Better yet, Lucy in the guise of ‘Donald’, the long awaited Knight in Shining Armor, on a White Charger, wearing a Golden headpiece, who has demonstrated mastery in the world of business (by his own lights) – proclaims to Charlie that he will make deals that will beat the pants off of the Lucys’ that have punked Charlie so frequently and endlessly. Not only that, but Donald will give Charlie’s tormentors a good poke in the eyeball while he does it.

No more losing, Charlie Brown. No more pulling the ball away at the last moment. From now on there will be winning, Charlie. So much winning Charlie, that you just might get bored with the frequency of this winning.

All of this is music to Charlie’s ears and he begins to make a deep, emotional investment in Donald. But Donald is a charlatan. Donald has been painting a fictional picture of himself and his Knightly skills and exploits. However, Charlie is in too deep. Folks who recognized Donald for the Lucy Van Pelt that he really is, began to try to break the spell and warn Charlie of Donald’s real history of chumminess with the very Lucys that Charlie is relying on Donald to subdue and defeat. They try to show Charlie the evidence that Donald has never until recently even supported his values and ideals.

It’s too late. Charlie won’t hear of it. Not only will he not hear of it, he has stopped listening to anyone but Donald.  Charlie’s friends are trying to cheat him out of his first opportunity to kick that football. Charlie begins to resent any questions about Donald’s motives and resent anyone who posed those questions. Donald’s detractors are “losers” and doubters and Charlie is going to hitch his wagon to a winner and follow Donald where ever he leads. Trump is a kind of Heroin that can be bought for the meager price of a cup of illusion.

Donald is no longer merely a commander and captain – he has transcended that. Donald is the Heavenly Leader. Now that Donald has Charlie so completely in a catatonic stupor, nothing and no one can break the spell. Ironically, the cynical Donald can’t even do it. Donald tells Charlie to his face that he plans to partner with Charlie’s antagonists, the Lucys. “I can tell you, they like me, those guys,” Trump says. “And there’s nothing wrong with that, folks. We’ve got to make deals.”

Charlie denies what he is hearing. Donald even goes so far as to mock Charlie to others. “I could stand on 5th Avenue and shoot somebody and I wouldn’t lose any voters.” He even tries this line on Charlie himself, and Charlie not only doesn’t flinch, but applauds his role as chump.

Nothing breaks the spell. Not indecency, not vulgarity, not deception, not duplicity, not glaring contradictions. Not even evidence that Donald has operated in a manner entirely contradictory with the image he sold Charlie.

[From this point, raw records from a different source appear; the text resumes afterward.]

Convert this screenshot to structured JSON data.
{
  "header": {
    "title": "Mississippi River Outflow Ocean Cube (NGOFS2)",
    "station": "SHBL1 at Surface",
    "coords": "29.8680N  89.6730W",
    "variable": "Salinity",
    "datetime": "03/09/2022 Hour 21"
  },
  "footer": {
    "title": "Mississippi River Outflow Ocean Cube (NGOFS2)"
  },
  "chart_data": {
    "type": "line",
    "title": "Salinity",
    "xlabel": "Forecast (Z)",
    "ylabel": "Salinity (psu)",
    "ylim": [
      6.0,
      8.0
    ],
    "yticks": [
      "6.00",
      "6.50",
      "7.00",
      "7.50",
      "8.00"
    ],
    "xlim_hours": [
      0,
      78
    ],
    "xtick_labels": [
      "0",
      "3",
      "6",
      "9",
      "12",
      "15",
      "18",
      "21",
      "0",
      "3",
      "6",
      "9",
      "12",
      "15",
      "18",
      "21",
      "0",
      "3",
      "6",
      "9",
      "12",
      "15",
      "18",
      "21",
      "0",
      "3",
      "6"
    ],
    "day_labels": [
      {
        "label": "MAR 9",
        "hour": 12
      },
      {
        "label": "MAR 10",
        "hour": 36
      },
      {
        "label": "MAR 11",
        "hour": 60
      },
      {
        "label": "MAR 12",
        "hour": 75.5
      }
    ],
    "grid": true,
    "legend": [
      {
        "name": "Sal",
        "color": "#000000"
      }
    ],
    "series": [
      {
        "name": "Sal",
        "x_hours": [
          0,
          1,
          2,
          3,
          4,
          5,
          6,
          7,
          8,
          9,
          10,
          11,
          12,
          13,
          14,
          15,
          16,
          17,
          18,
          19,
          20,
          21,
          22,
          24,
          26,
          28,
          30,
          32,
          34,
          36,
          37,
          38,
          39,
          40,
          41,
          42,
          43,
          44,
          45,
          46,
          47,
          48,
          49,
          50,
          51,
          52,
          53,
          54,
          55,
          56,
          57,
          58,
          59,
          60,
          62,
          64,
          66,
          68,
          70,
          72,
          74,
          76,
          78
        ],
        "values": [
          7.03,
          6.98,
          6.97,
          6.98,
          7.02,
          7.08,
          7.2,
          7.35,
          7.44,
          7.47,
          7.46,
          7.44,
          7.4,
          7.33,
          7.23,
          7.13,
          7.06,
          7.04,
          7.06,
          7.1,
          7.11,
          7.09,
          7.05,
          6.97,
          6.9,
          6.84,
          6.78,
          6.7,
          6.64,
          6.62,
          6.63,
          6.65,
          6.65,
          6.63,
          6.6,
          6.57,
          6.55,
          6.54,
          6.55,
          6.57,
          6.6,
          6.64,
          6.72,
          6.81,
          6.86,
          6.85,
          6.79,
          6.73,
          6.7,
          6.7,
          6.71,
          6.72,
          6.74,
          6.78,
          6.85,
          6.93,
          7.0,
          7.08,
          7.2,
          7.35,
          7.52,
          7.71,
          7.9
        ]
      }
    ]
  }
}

There are millions of Charlies. They are not bad people – they are good people. Well intentioned. Not all of them have succumbed to the swoon completely. Some are discomforted by the warning alarms that are going off in their minds and hearts, but they can’t fold their hand, collect the few poker chips they still have and walk away from the table, where they suspect the game is crooked. For these Charlies are a captive of the speculation they have invested in. To dismiss their false prophet, they fear losing face. They fear it even more than the inevitable pulling away of the football. Offer them a seat on the life boat and they will disdain it for their place on the deck of the Titanic.

But I love Charlie Brown. I will never call him a blockhead (to his face).